Pew news 22nd April 2018

It’s been an exhausting week.  Stress on every front.  Early mornings, late nights.  Still so much to do.

Sunday morning arrives.  Church.  Agh!  Not another thing!

I’ll give it a miss this week. 

I admit that it’s hard for someone who has been a minister for years to identify with that scenario completely because I have to be at church!  Still, I do know that wrung out feeling to some extent.  You crave some down time, like a thirsty person craves water.  The gentle challenge I’m about to write is offered with the sincere intention of lifting pressure, not adding it. 

Getting to church is an act of trust in God.  On the one hand, when life is busy, church seems like the irredeemable loss of two potentially fruitful hours.  On the other hand, when you’re exhausted, getting there seems like energy over-spend during the perfect opportunity to recharge.   

Yet God calls his children together weekly.  He does so for his glory and for our good.  He is glorified in our faith when we entrust our busyness to him enough to set it aside for a while.  He is glorified in the faith that trusts his capacity to refresh enough to override our instinct to collapse in a heap. In glorifying him, we promote our own good.  Making weekly church – as well as daily Bible reading and prayer – a priority, will ease the pressure elsewhere.  It’s ironic that for the sake of rest we forego what truly gives rest.      

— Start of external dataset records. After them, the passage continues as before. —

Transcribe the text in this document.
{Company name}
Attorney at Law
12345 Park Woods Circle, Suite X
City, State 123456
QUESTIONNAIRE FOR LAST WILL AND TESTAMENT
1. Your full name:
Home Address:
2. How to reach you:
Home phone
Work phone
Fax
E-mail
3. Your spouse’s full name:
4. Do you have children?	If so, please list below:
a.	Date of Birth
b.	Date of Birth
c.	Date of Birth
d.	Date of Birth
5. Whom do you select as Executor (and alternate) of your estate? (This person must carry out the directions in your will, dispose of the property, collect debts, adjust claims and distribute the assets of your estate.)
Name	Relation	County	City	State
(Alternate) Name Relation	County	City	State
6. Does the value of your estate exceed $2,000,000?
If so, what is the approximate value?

It’s the spiritual equivalent of the woodcutter who wouldn’t sharpen his saw.  Do you know the story?  A wood cutter in the forest is sawing against the deadline of darkness.  An observer suggests he stops to sharpen the saw and to rest.  But he feels he can’t stop.  He furiously applies more pressure but cuts less effectively,

Wisdom stops to sharpen the saw.  It’s always easy for the observer to see.  But it’s the woodsman who would benefit most.